Donors: Thank you for not restricting your gifts or asking about sustainability. Think about providing your donation regularly so we nonprofits don’t have to constantly freak out about fundraising. Push back on peers who perpetuate the Overhead or Sutainability myths. I wrote earlier about the community-centric fundraising model, where donors and nonprofits are equal partners in helping people; thank you for contributing to the work, focusing on outcomes, and then allowing us nonprofits the flexibility to carry out our missions.

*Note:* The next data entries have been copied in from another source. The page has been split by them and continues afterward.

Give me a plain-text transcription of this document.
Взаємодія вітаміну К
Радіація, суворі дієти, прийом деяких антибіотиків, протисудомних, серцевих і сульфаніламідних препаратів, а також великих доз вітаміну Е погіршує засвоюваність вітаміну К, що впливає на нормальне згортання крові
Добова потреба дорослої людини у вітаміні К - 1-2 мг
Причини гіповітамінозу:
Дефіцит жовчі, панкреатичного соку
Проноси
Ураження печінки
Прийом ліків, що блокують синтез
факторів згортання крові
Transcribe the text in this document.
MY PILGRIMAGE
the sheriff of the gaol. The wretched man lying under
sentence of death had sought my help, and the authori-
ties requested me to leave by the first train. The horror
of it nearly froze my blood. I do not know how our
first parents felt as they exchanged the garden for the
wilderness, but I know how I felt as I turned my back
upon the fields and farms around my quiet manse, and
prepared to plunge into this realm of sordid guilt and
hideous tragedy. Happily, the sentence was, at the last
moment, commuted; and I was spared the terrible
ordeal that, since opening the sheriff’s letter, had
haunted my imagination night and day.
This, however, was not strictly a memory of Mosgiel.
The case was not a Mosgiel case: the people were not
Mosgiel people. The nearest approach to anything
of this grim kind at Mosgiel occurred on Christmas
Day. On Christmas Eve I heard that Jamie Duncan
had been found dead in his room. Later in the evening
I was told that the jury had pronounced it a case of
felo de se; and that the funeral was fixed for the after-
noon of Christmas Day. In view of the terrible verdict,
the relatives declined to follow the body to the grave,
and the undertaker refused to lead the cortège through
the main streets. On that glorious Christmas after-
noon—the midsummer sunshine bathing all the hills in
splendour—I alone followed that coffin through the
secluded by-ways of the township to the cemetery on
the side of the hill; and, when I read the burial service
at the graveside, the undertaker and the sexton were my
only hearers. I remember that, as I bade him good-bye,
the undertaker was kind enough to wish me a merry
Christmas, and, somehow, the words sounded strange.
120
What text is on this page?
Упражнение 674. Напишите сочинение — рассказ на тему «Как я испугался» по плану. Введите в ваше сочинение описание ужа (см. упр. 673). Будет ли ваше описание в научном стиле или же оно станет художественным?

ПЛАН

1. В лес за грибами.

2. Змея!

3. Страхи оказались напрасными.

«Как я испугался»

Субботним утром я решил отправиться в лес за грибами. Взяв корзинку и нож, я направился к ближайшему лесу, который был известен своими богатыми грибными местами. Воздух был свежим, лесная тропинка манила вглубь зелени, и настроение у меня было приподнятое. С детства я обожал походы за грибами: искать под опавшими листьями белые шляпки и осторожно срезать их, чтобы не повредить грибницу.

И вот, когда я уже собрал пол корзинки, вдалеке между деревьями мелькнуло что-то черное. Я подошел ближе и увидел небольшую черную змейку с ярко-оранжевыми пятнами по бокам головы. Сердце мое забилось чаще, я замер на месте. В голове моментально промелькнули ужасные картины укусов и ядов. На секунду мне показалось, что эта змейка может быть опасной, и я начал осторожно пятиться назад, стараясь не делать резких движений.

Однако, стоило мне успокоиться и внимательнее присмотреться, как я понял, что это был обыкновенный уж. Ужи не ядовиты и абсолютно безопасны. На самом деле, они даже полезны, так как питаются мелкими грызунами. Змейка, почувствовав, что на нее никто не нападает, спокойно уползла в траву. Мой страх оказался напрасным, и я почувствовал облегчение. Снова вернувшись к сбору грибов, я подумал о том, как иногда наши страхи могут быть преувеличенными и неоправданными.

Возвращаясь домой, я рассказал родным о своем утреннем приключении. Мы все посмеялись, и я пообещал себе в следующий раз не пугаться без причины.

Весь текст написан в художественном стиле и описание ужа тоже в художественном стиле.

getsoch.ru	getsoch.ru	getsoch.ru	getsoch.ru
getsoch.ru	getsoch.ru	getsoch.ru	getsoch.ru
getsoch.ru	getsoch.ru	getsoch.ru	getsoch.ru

Funders: Have a discussion with your team about your philosophy on nonprofit sustainability and the dynamics between nonprofits and foundations. What are your underlying assumptions? Are your expectations realistic? Talk about why you ask the Sustainability Question, and whether the answers given to you are honest or just BS that we nonprofits say to appease you. If you decide to stick with the Sustainability Question, consider changing it to “How will you sustain this program after our support ends, and what can we do to help you reach those goals?” Better, just stop asking it and instead provide multi-year unrestricted funds. And think about providing more than 10 or 15% of an org’s budget for small, grassroot organizations, especially those led by marginalized communities. And get a beer once a while with your grantees.
And with that, I hope we can start to put an end to the #SustainabilityMyth and the philosophy that fuels it. I am tired of talking about it, as I’m sure you’re tired of reading about it. But, we need to keep chipping away at it until we end it for good. However, we have a lot of other stuff we need to pay attention to as a field.